'When I met Noel and Liam it felt like a tornado had just blown in'

It's June 1994 and a relatively unknown band from Manchester are about to play London's Marquee Club. In a small guitar shop in London's West End, two brothers sit down for their first national TV interview together. The presenter waiting for them is Gary Crowley.
"It just felt like a tornado had just blown in from Denmark Street," he says of Noel and Liam Gallagher. "They just both exuded this energy."
Oasis are about to embark on their long-awaited reunion tour, and the presenter admits he couldn't have predicted the meteoric rise the band would enjoy - although there were signs of their potential for stardom.
Crowley landed what turned out to be the first of many interviews with the Gallagher brothers when presenting Carlton Television's The Beat, which he describes as a "grown-up music magazine TV programme".
"In 1994, it was such an exciting year for music," says Crowley.
"It felt like there were more intrinsically British bands who were beginning to come to the fore. Whether it was Saint Etienne, Pulp or Elastica, or of course five young gunslingers from Manchester called Oasis."
Crowley first came across Oasis through their radio promoter, who sent The Beat team a copy of Columbia – a song that would be on their debut album Definitely Maybe – which he says he and his producer "fell in love with".
"There seemed to be a kind of punky-ness to them, which I loved," the BBC Radio London presenter says.

"Liam was like a squirrel on a washing line. He was here, there, everywhere… sort of doing that Liam walk, that swagger that he has," Crowley recalls. "He was very charming. When he focused on you, you couldn't help but be sort of charmed by him.
"Noel, it felt to me, had written all the books about what you had to do to become a pop star.
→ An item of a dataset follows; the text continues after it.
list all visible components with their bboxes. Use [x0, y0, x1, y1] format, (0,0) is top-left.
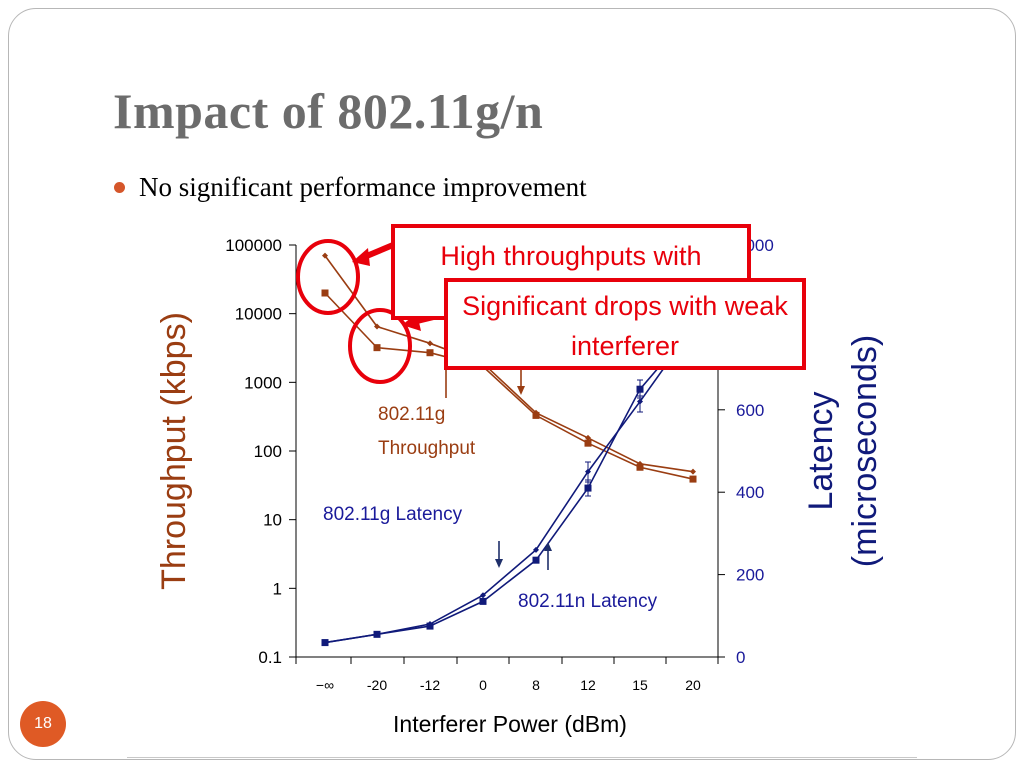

He was very funny and very irreverent as well - slagging off a lot of the other bands we'd had on the programme."

What strikes Crowley most looking back at the interview - apart from what he now sees as a questionable taste in fashion in his younger self - is how comfortable the brothers were in front of the camera.
"They could not wait to see the red light go on," he says. "They were not shy, wilting flowers."
The Gallagher brothers had the production crew in fits of laughter - "behind the camera, and everybody's got their hand over their mouth", Crowley recalls.
The presenter quickly realised how compelling the brothers were as a double act, although he says "Liam did a lot of the talking" during the interview.

At one point, Noel interrupts his brother to say: "Can I say something now? My name's Noel. I write the songs."
Liam later speaks of his ambition to "be a star" and "have a big house somewhere", with Noel quipping: "Preferably not anywhere near my big house."
Crowley says the dynamic between the pair in 1994 felt like the sort of thing you'd see between any two brothers working together. The rancour that would ultimately cause Oasis's 16-year hiatus had yet to develop.
"They were taking the mickey out of each other," he says. "You could see that affection."
After the interview, Crowley says Noel took him aside.
"He said: 'Look, you should come [to the gig] this evening.' And I said: 'Well, I've got to go and see this movie and review it.'"
The film was Shopping. "It was freaking awful. In fact, I think my review called it 'shocking'," Crowley laughs. "I stayed for about a third of the film, and then I hotfooted it over to the Marquee - and it was the best decision that I made that year."
Looking back now, what stands out to Crowley is not just the charisma but the assuredness.
"Where did that self-confidence come from?" he says. "They looked to me like they'd been doing it for years. They seemed incredibly relaxed."
While other bands often preferred to "let the music do the talking", Crowley says Oasis embraced the attention.
"They absolutely grabbed the bull by the horns and ran out of that guitar shop with it."

The interview would prove to be the first of many Crowley did with the Gallagher brothers.
Asked why he thought they kept asking him back as their success grew, he jokes: "Because I'm cheap."
Crowley says watching the tape puts a "big dopey smile" on his face. "It's a lovely snapshot of where they were at that time.
"I didn't foresee it," the presenter says of Oasis's global success. "But I left that interview feeling better for having met them."